Digg Swarm

URL: www.labs.digg.com/swarm/

Why is this of interest:

A good example of what Anna has called network visuality. Digg (for those living on Mars) is a social news aggregation site that allows users to submit as story and for other uses to rank it in terms of interest by either ‘digging’ the submission either up or down, or ‘burying’ the submission if deemed innacurate or offensive.

digg swarm

Digg ‘swarm’ uses Flash and Javascript to dynamically visualize the submission of stories, the amount of ‘diggs’ they recieve, the frequency of diggs or the activity of ‘digging’ as it occurs, and the activity of the users who are actively ‘digging’ stories. This makes for an evocative image of the Digg network activity. Stories grow into centrally weighted clusters, user activity concentrate around larger clusters, lone stories pop-up, float in limbo or sometimes just disapear.
The Site allows you to choose between visualizations of ‘popular stories’, ‘newly submitted stories’, or ‘all activity’. The visualization represents submitted stories with circles filled with the headline of the story in a standard sized font. While the story has few diggs the headline is largely obfuscated by the boundaries of its circle. As the story receives more Diggs the circle increases in size and reveals more of the headline. Active users are represented by filled cell-like circle and the activity of the user stipulates the size of the cell. These users swarm around the stories circles that they digg, connecting to them momentarily like bees to pollen. As users move between stories their movements forge an association between those stories signified by a momentary vector flashing on screen. Clusters of stories emerge as stories associated by user movement increasingly move closer together. Rolling over a story enlarges the title beyond the bounds of the circle so we can read it and makes all of its ‘associations’ visible. Associations are given a line weight according to the amount of like movements by users. Clicking on a story enlarges it to centre screen allowing the user to read the story, see the number of diggs it has recieved, its full abstract, number of comments, etc. While the story is enlarged all its associations are displayed in static form.

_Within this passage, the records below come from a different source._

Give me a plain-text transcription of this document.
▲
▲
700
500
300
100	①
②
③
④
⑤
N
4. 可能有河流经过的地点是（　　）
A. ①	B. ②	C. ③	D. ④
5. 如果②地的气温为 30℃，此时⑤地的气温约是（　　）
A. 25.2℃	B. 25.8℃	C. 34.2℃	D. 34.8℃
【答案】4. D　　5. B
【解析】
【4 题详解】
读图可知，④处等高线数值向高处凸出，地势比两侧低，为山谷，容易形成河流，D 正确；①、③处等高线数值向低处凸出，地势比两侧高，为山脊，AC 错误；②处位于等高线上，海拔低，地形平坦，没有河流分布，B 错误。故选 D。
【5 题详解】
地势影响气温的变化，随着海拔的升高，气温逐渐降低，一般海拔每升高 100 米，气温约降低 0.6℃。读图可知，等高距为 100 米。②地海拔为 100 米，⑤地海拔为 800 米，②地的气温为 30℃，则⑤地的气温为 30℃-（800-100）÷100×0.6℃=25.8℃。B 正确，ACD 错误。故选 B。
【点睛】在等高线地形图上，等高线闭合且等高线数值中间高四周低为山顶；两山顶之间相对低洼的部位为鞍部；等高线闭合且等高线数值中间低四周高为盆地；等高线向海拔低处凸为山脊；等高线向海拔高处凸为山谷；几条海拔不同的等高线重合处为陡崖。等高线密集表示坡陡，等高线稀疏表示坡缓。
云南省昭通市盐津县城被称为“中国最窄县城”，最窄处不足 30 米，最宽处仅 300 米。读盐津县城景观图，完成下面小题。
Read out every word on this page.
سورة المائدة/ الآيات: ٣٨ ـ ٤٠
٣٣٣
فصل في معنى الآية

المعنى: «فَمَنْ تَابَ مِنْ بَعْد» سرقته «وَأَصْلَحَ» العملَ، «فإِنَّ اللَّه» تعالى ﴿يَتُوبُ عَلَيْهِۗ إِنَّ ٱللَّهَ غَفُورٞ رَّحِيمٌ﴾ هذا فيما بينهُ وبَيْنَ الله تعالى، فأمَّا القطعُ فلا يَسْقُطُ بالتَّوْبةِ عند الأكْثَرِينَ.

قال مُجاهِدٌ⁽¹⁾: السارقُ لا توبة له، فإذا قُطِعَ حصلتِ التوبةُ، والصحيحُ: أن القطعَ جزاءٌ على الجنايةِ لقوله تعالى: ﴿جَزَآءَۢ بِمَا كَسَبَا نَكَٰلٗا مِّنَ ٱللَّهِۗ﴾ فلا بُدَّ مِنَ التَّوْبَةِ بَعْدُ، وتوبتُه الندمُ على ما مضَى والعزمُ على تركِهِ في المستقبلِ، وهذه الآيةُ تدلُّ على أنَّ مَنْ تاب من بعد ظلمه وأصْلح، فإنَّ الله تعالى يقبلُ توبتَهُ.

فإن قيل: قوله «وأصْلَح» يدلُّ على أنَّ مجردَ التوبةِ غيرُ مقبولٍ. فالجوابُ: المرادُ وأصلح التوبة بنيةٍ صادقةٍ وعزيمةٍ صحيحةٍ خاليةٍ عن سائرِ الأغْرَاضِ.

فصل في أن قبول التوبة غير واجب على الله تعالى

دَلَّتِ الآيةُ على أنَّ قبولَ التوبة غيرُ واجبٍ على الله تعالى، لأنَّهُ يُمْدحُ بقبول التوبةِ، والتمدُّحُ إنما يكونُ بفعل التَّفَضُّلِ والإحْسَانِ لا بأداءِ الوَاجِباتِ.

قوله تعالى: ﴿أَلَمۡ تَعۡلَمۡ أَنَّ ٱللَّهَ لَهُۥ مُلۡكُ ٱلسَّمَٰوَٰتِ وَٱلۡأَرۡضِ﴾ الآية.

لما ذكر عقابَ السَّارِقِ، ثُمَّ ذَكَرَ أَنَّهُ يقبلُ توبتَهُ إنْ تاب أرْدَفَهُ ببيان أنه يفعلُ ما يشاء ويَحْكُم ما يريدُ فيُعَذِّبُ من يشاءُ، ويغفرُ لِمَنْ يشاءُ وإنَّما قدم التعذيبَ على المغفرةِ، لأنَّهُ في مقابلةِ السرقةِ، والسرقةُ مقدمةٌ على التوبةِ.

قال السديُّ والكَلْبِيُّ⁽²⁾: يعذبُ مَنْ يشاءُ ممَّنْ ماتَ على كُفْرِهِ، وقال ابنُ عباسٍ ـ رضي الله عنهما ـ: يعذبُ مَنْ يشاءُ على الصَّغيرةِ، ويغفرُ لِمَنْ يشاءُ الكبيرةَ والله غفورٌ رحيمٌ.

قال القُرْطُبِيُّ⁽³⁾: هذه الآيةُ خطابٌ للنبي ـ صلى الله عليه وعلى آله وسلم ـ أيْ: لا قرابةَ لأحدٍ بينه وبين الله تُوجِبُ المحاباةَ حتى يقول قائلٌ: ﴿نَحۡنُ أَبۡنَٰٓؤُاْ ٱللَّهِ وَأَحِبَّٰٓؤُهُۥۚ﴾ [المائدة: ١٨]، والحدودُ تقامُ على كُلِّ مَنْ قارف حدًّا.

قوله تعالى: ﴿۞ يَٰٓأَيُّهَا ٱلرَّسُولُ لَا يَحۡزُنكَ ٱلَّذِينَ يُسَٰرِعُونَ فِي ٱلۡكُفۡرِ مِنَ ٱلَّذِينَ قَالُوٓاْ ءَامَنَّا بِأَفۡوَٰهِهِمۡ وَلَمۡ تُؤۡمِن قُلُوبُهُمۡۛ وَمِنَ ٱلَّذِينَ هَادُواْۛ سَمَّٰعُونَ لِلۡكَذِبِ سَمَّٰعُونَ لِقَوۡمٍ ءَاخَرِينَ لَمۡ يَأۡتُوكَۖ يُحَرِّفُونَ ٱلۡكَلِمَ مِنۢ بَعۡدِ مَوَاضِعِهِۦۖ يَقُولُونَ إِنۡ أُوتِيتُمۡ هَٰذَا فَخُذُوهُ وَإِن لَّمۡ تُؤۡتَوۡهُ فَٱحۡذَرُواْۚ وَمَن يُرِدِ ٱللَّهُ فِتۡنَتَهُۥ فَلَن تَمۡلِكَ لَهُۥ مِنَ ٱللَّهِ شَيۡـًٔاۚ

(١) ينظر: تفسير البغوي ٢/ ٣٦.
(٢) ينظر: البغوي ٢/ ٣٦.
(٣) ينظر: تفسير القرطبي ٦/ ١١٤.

This engine is ripe for analysis I’ll only take a brief swipe at it. The three options I mention above are really interesting when viewed in comparison. Viewing ‘popular stories’ shows Digg to be a vibrant and dynamic community of busy submission digging bees that appear to display all the questionable ‘intelligence’ or perhaps simply ‘emergent properties’ of other tyoes of swarm activity. Form this view Digg looks like a vibrant space of interaction. Cut to ‘newly submitted stories’ and the activity looks quite different. The screen displays the most recent submitted stories floating around in what resembles an almost entropic state – liquid rather then gas; there is no energy available and little evidence of emerging swarms. Single-dugg stories dominate the visualization. This image of the network looks like heat death. Looking at ‘all activity’ provides a nice aggregate of the former two, the network associations are more chaotic here because they are not restricted to just the popular stories, emerging clusters appear to overlap and interact and the stability of clusters and swarm activity over time is much more transient and the activity much more frenetic. This perspective looks like and eternal proto-network where there is plenty of available energy but the emergence of any coherence is transitory. The ‘life’ of clusters and the period of swarms representing a hint of complexity in a sea of chaos.